La figure 39 montre aussi que l'expression de PAA2 est légèrement plus faible dans la lignée KO paa1 x 35SHMA1 1032-4 et les lignées KO paa1 x 35SHMA1∆HIS 1042-5 et 1043-7 (Figure 39, 4, 5 et 6). Cette diminution n’est pas corrélée avec le niveau de surexpression de HMA1 et ne peut être expliquée avec les données dont nous disposons actuellement.

Il existe deux isoformes de plastocyanine codées par les gènes PETE1 et PETE2. La figure 39 montre aussi une faible diminution de l'expression de PETE1 et inversement une faible augmentation de l'expression de PETE2 dans toutes les lignées par rapport à l'expression de ces isoformes dans la plante sauvage. Ces résultats ne sont pas en accord avec des données récentes qui montrent que PETE2 est accumulée en présence de cuivre et que PETE1 n'est pas affecté par la concentration en cuivre (Abdel-Ghany et al., 2009).

Une diminution des transcrits ATX1, CutA et PCaP1 est observée dans les plantes dépourvues de PAA1, indépendamment du niveau da transcription de HMA1. ATX1 est une métallochaperonne à cuivre cytoplasmique interagissant probablement avec HMA5 et RAN1 (ou HMA7), deux ATPases à cuivre de la membrane plasmique et du réticulum endoplasmique. La diminution d'expression d’ATX1, si elle est corrélée à une diminution de la quantité de protéine, pourrait permettre de diriger les flux de cuivre vers le chloroplaste plutôt que vers l’extérieur de la cellule ou le réticulum endoplasmique afin de remédier à la carence en cuivre induite par la perte de fonction de PAA1.
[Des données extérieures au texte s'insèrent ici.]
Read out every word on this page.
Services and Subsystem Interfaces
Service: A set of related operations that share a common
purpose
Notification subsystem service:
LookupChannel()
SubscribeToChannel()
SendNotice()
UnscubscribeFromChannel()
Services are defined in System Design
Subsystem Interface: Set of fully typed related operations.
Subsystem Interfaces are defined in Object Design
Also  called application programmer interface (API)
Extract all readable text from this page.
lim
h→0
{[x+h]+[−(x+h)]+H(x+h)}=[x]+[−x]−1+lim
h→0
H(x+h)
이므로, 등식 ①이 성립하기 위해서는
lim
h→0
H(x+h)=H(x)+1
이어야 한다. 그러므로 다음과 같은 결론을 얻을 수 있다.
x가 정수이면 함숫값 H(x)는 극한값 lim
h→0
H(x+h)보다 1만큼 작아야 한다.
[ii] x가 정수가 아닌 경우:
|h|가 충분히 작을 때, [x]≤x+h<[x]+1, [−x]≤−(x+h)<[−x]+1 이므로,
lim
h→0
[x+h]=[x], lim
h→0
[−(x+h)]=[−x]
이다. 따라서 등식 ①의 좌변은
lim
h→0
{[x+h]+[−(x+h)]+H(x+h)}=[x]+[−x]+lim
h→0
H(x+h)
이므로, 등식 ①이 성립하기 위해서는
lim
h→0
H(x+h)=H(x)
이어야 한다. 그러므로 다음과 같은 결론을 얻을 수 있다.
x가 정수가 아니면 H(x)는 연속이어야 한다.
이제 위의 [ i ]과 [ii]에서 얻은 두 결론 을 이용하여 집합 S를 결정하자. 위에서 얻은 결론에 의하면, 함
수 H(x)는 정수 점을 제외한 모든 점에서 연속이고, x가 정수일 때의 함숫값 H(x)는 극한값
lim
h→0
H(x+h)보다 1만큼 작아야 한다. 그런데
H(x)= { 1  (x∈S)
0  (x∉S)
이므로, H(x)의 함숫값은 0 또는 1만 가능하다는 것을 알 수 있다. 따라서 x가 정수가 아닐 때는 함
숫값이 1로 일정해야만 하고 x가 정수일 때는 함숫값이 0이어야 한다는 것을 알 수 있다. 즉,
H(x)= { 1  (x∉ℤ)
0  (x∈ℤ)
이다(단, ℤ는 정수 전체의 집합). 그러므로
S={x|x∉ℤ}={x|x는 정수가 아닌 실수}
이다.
CutA et PCaP1 sont deux métallochaperonnes à cuivre potentielles. CutA est localisée dans l’espace intermembranaire de l’enveloppe (Burkhead et al., 2003). Sa fonction et ses partenaires sont encore inconnus. Si la diminution du transcrit CutA est corrélée à une diminution de l'expression de la protéine, on peut imaginer que CutA serait la métallochaperone interagissant avec PAA1 pour fournir le cuivre à PAA2. PCaP1 est une protéine associée à la membrane plasmique pouvant lier du cuivre et est très fortement transcrite lorsque du cuivre est ajouté dans le milieu de culture (Ide et al, 2007). Des données récentes de protéomique obtenues au laboratoire (Ferro et al., soumis) montrent que PCaP1 a été aussi identifiée dans l'enveloppe des chloroplastes. Si la présence de cette protéine dans l’enveloppe ne résulte pas d’une contamination croisée des fractions d’enveloppe purifiée par la membrane plasmique, cette protéine PCaP1 pourrait être une métallochaperonne qui fournit de cuivre à PAA1 et/ou HMA1.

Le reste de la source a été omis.